Cari amici, pur in presenza di nuove situazioni problematiche o di punti difficili per il dialogo, la meta del cammino ecumenico rimane immutata, come pure l’impegno fermo nel perseguirla. Non si tratta, però, di un impegno secondo categorie, per così dire, politiche, in cui entrano in gioco l’abilità di negoziare o la maggiore capacità di trovare compromessi, per cui ci si potrebbe aspettare, come buoni mediatori, che, dopo un certo tempo, si arrivi ad accordi accettabili da tutti. L’azione ecumenica ha un duplice movimento. Da una parte la ricerca convinta, appassionata e tenace per trovare tutta l’unità nella verità, per escogitare modelli di unità, per illuminare opposizioni e punti oscuri in ordine al raggiungimento dell’unità. E questo nel necessario dialogo teologico, ma soprattutto nella preghiera e nella penitenza, in quell’ecumenismo spirituale che costituisce il cuore pulsante di tutto il cammino: l’unità dei cristiani è e rimane preghiera, abita nella preghiera. Dall’altra parte, un altro movimento operativo, che sorge dalla ferma consapevolezza che noi non sappiamo l’ora della realizzazione dell’unità tra tutti i discepoli di Cristo e non la possiamo conoscere, perché l’unità non la “facciamo noi”, la “fa” Dio: viene dall’alto, dall’unità del Padre con il Figlio nel dialogo di amore che è lo Spirito Santo; è un prendere parte all’unità divina. E questo non deve far diminuire il nostro impegno, anzi, deve renderci sempre più attenti a cogliere i segni e i tempi del Signore, sapendo riconoscere con gratitudine quello che già ci unisce e lavorando perché si consolidi e cresca. Alla fine, anche nel cammino ecumenico, si tratta di lasciare a Dio quello che è unicamente suo e di esplorare, con serietà, costanza e dedizione, quello che è nostro compito, tenendo conto che al nostro impegno appartengono i binomi di agire e soffrire, di attività e pazienza, di fatica e gioia.

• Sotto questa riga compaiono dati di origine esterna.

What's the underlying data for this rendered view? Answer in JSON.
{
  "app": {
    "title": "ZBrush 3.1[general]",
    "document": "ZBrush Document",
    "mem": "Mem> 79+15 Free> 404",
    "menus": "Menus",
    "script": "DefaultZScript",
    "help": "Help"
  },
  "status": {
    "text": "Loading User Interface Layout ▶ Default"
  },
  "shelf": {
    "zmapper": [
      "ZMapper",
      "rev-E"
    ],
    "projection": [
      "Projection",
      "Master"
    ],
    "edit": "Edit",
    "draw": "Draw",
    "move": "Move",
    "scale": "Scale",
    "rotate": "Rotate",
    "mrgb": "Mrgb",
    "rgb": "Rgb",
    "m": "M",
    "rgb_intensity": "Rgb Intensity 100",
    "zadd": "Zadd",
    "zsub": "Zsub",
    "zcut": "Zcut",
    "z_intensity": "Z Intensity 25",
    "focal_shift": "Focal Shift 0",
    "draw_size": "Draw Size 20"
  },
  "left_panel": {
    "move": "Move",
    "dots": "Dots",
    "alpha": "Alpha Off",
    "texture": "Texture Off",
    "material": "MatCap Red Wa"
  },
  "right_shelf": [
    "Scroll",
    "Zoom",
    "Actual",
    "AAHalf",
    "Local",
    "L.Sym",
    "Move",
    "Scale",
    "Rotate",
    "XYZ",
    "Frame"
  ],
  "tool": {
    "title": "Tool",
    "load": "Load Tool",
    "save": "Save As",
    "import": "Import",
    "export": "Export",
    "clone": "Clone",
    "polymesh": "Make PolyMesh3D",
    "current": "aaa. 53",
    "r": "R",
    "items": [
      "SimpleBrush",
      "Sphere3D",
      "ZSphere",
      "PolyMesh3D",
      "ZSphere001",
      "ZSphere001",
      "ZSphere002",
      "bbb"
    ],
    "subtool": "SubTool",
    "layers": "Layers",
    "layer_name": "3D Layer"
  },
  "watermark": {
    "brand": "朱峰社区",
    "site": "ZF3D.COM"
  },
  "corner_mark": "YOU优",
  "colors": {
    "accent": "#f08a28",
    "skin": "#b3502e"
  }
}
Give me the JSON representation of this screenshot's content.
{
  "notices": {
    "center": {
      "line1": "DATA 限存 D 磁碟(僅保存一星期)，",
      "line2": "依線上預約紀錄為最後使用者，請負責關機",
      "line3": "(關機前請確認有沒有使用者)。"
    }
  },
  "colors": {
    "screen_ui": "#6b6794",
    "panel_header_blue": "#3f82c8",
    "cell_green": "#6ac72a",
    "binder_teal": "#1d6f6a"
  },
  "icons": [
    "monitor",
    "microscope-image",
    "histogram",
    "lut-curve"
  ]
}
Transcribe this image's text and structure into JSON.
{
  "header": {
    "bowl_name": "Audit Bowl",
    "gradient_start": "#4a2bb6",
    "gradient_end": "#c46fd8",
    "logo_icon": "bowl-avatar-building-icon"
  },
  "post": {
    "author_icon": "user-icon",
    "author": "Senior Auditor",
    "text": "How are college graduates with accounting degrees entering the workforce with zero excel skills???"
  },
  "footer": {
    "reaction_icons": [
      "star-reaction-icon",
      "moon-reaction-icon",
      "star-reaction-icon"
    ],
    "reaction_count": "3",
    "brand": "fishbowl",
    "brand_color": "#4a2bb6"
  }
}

Invochiamo fiduciosi lo Spirito Santo, perché guidi il nostro cammino e ognuno senta con rinnovato vigore l’appello a lavorare per la causa ecumenica. Incoraggio tutti voi a proseguire nella vostra opera; è un aiuto che rendete al Vescovo di Roma nell’adempiere la sua missione al servizio dell’unità. Quale segno di affetto e gratitudine, vi imparto di cuore la mia Benedizione Apostolica.